Der Kleine im Narrengewand tanzt aufgeregt um ihn herum, und bemüht sich, den Herrn an seine Pflicht zu erinnern.

“Wir müssen etwas tun, Hauptmann. Es wird Zeit zu handeln!”

“Ich bin kein Hauptmann. Man hat mich bei der letzten Beförderung übergangen.”

“Der Gegner formiert sich, Herr Oberst, und rückt vor.”

“Ich bin auch kein Oberst. Sie verwechseln mich mit meinem Onkel, dem ich sehr ähnlich sehe.”

“Es wird nicht lange mehr dauern und der Gegner greift an, Exellenz”

“Die Exzellenz sitzt im sicheren Pallast, wir stehen auf freiem Feld.”

“Oh mein Feldherr, erwachen Sie doch, bevor es zu spät ist.”

“Ich bin nicht Ihr Feldherr!
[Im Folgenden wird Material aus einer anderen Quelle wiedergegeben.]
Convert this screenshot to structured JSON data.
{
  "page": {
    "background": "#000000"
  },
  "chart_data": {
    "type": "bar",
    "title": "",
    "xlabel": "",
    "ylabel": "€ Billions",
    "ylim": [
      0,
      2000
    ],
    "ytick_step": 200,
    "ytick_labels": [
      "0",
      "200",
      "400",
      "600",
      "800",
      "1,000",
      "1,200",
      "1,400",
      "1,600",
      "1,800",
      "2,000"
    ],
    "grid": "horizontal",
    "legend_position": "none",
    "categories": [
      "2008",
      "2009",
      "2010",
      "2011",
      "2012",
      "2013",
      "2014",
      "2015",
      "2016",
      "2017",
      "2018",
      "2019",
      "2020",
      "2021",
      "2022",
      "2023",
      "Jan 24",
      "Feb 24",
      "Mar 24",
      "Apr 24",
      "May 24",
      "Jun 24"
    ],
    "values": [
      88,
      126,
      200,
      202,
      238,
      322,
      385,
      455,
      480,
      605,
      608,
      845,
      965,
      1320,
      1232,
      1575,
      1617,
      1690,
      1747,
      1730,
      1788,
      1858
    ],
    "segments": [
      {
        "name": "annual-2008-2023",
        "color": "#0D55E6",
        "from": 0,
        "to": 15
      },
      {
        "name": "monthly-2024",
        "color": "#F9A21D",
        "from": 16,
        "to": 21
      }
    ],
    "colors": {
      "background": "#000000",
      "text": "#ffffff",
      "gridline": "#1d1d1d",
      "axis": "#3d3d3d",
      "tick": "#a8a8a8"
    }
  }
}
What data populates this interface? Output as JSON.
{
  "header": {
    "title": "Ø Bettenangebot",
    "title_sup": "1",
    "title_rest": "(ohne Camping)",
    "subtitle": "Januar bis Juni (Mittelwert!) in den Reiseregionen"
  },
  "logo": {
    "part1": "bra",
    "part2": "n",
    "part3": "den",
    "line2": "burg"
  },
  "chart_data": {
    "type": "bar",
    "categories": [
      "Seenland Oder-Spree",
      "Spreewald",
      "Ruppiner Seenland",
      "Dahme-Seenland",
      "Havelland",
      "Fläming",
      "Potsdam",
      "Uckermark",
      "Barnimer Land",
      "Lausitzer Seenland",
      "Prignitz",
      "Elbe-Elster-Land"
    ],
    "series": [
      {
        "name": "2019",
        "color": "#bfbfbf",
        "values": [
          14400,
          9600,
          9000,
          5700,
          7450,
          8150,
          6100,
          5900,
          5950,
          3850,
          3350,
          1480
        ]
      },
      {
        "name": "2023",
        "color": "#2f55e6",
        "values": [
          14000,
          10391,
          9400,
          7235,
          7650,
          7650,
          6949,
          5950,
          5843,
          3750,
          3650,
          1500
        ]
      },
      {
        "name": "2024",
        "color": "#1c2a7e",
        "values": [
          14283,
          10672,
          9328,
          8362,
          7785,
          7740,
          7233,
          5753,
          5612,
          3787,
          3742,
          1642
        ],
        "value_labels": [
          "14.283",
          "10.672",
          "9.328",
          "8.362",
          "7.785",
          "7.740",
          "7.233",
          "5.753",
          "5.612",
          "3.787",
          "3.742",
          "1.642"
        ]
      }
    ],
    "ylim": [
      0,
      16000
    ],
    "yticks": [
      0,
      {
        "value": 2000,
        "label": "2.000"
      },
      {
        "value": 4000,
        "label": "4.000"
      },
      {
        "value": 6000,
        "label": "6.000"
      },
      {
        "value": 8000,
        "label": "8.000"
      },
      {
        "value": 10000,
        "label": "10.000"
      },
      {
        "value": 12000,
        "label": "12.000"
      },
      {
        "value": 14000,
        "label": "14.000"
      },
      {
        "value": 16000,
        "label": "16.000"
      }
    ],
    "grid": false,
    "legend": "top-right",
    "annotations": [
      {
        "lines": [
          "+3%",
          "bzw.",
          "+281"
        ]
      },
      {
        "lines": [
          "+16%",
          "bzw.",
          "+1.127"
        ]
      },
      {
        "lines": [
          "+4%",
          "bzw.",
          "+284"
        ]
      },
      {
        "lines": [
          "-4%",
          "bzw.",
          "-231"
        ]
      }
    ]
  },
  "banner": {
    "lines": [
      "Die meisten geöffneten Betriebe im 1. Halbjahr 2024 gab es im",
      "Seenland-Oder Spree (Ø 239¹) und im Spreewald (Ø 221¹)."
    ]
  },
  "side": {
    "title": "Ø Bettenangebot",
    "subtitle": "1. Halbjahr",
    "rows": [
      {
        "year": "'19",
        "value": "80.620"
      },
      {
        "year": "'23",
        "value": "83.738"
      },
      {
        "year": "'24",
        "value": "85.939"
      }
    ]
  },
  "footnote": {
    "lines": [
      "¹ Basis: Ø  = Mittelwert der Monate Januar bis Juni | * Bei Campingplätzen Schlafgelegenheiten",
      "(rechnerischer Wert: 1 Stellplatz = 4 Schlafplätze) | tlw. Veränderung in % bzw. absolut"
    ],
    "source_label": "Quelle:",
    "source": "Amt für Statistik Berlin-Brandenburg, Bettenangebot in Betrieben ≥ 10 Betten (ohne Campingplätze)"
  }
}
Und hören Sie auf zu schmeicheln. Damit erreichen Sie gar nichts.”

“Was soll ich denn noch tun, um Sie auf die Gefahr aufmerksam zu machen?”

“Es gibt keine Gefahr. Ich sehe keine. Ich habe auch keine Zeit, mich um etwas zu kümmern, was mich nichts angeht.”

“Aber der Feind rückt mit Waffengewalt näher.”

“Was redest du, kleiner Zappelmann! Das ist nicht der Feind!”

“Nicht der Feind? Was sonst sind die lanzenschwingenden Krieger, die auf uns einstürmen?”

“Freunde sind sie, meine, deine, unsere Freunde Unsere Freunde und Befreier. Verstehst du, unsere Befreier!”

“Befreier – das wusste ich nicht, Herr Leutnant. Und wovon wollen sie uns befreien, wenn ich fragen darf?”

“Vom Irrtum.”

“Vom Irrtum?”

“Es ist nicht das erste mal, daß Befreier irrtümlich als Feinde angesehen und behandelt werden. Ein Irrtum, der in der Geschichte schon viel Blut gekostet hat. Nur weil die nötige Einsicht, die mich gerade erleuchtet, fehlte.”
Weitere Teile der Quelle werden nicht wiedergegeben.